Most states, including Kentucky, have a good Samaritan or immunity law that protects those who seek emergency help for themselves or others who are suffering a drug overdose. Typically, these laws involve charges for possession of illegal drugs or drug paraphernalia found at the scene of an overdose.
These laws have been enacted to help reduce the alarming rate of fatal overdoses in this country. Medical and emergency professionals have made the case that many of these could be prevented if people weren’t afraid to call for help out of fear of arrest.
The Kentucky good Samaritan law, which was enacted in 2015, applies to those who make a “good faith” effort to get medical assistance for someone they believe is suffering an overdose. They need to remain on the scene until help arrives.
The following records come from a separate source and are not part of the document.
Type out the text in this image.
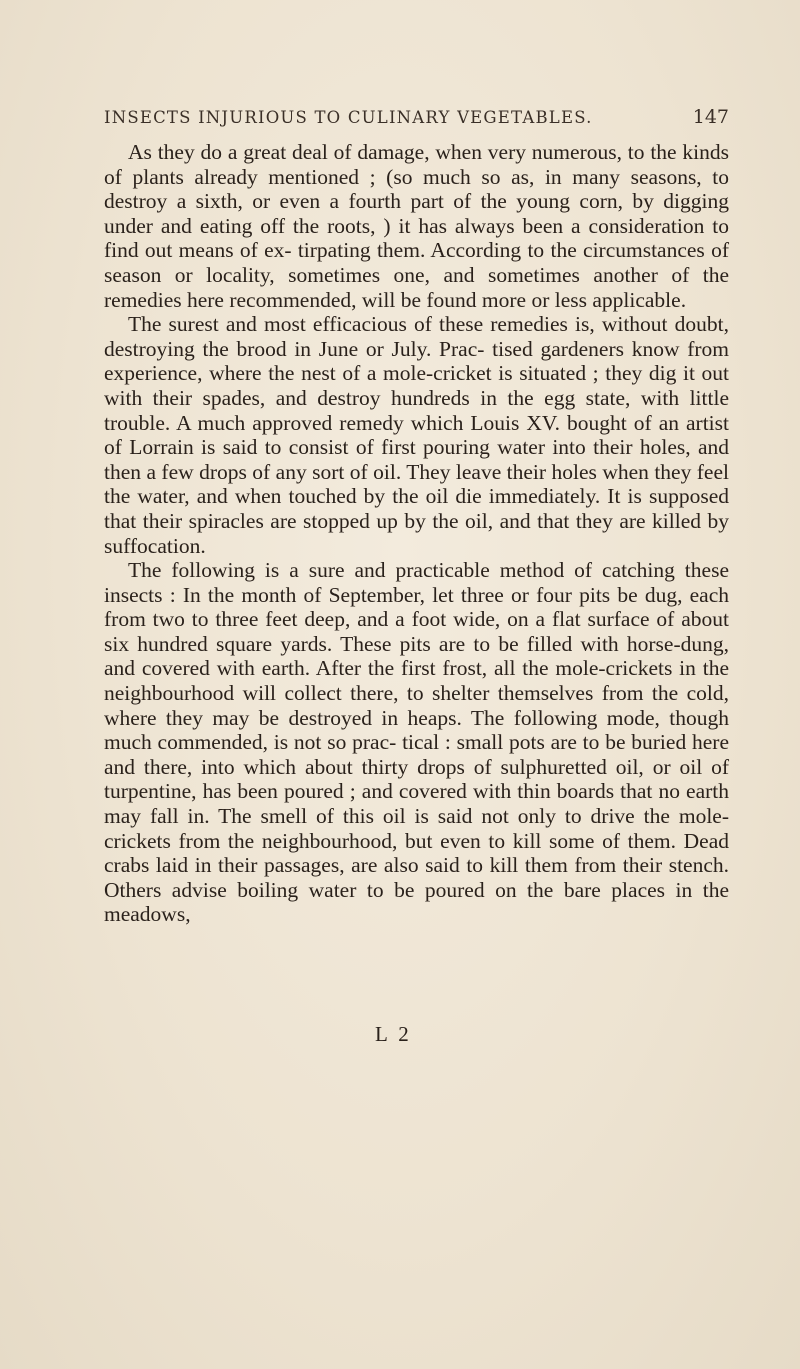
INSECTS INJURIOUS TO CULINARY VEGETABLES.	147

As they do a great deal of damage, when very numerous, to the kinds of plants already mentioned ; (so much so as, in many seasons, to destroy a sixth, or even a fourth part of the young corn, by digging under and eating off the roots, ) it has always been a consideration to find out means of ex- tirpating them. According to the circumstances of season or locality, sometimes one, and sometimes another of the remedies here recommended, will be found more or less applicable.

The surest and most efficacious of these remedies is, without doubt, destroying the brood in June or July. Prac- tised gardeners know from experience, where the nest of a mole-cricket is situated ; they dig it out with their spades, and destroy hundreds in the egg state, with little trouble. A much approved remedy which Louis XV. bought of an artist of Lorrain is said to consist of first pouring water into their holes, and then a few drops of any sort of oil. They leave their holes when they feel the water, and when touched by the oil die immediately. It is supposed that their spiracles are stopped up by the oil, and that they are killed by suffocation.

The following is a sure and practicable method of catching these insects : In the month of September, let three or four pits be dug, each from two to three feet deep, and a foot wide, on a flat surface of about six hundred square yards. These pits are to be filled with horse-dung, and covered with earth. After the first frost, all the mole-crickets in the neighbourhood will collect there, to shelter themselves from the cold, where they may be destroyed in heaps. The following mode, though much commended, is not so prac- tical : small pots are to be buried here and there, into which about thirty drops of sulphuretted oil, or oil of turpentine, has been poured ; and covered with thin boards that no earth may fall in. The smell of this oil is said not only to drive the mole-crickets from the neighbourhood, but even to kill some of them. Dead crabs laid in their passages, are also said to kill them from their stench. Others advise boiling water to be poured on the bare places in the meadows,

L 2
The law doesn’t apply if someone notifies law enforcement of a suspected overdose during an arrest or lawful search. It also doesn’t apply to any other criminal activity, including drug-related activity, outside of the scene of the suspected overdose.
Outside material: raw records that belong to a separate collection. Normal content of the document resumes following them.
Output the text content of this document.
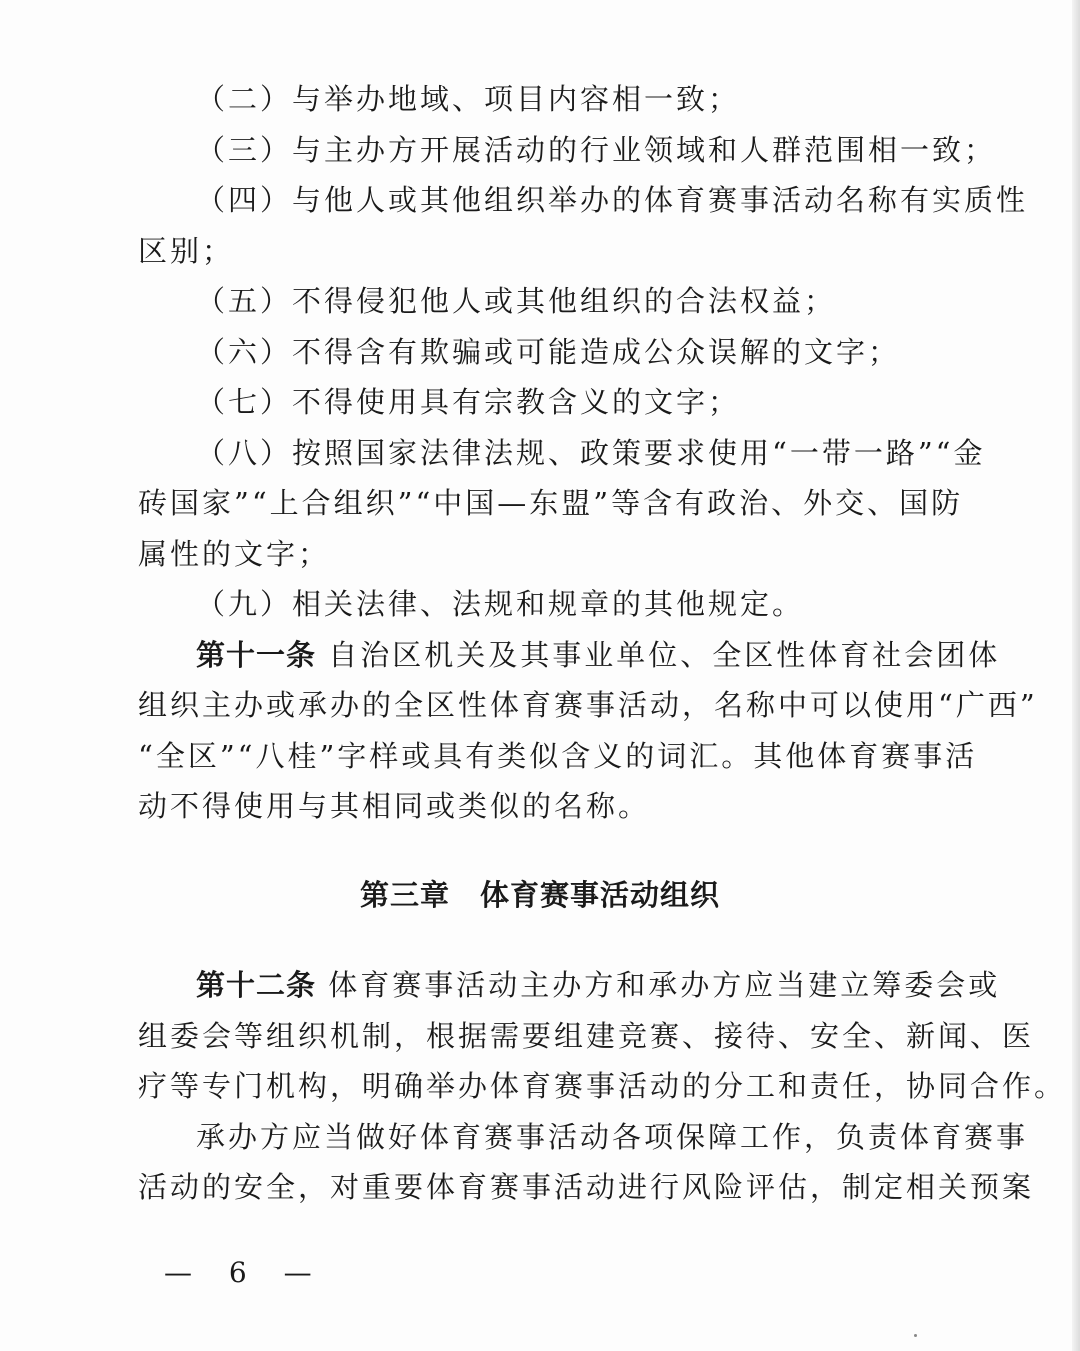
（二）与举办地域、项目内容相一致；
（三）与主办方开展活动的行业领域和人群范围相一致；
（四）与他人或其他组织举办的体育赛事活动名称有实质性
区别；
（五）不得侵犯他人或其他组织的合法权益；
（六）不得含有欺骗或可能造成公众误解的文字；
（七）不得使用具有宗教含义的文字；
（八）按照国家法律法规、政策要求使用“一带一路”“金
砖国家”“上合组织”“中国—东盟”等含有政治、外交、国防
属性的文字；
（九）相关法律、法规和规章的其他规定。
第十一条 自治区机关及其事业单位、全区性体育社会团体
组织主办或承办的全区性体育赛事活动，名称中可以使用“广西”
“全区”“八桂”字样或具有类似含义的词汇。其他体育赛事活
动不得使用与其相同或类似的名称。
第三章　体育赛事活动组织
第十二条 体育赛事活动主办方和承办方应当建立筹委会或
组委会等组织机制，根据需要组建竞赛、接待、安全、新闻、医
疗等专门机构，明确举办体育赛事活动的分工和责任，协同合作。
承办方应当做好体育赛事活动各项保障工作，负责体育赛事
活动的安全，对重要体育赛事活动进行风险评估，制定相关预案
— 6 —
The Kentucky Supreme Court ruling that narrowed the law
Last year, the Kentucky Supreme Court ruled in two cases of people who challenged their arrests, claiming they were protected under this law. The court’s ruling narrowed the scope of the law because it stated that for a person to qualify for immunity, they don’t have to be correct that a person had overdosed. However, they at least must have a reasonable belief that a person has overdosed (as opposed, for example, to passing out or falling asleep).
Anyone’s first responsibility to any situation where they believe someone has suffered a medical emergency needs to be getting them help rather than worrying about the legal consequences to themselves. If you or a loved one is facing criminal charges for which you believe this immunity law applies, it’s important to seek legal guidance to help ensure that your rights are protected.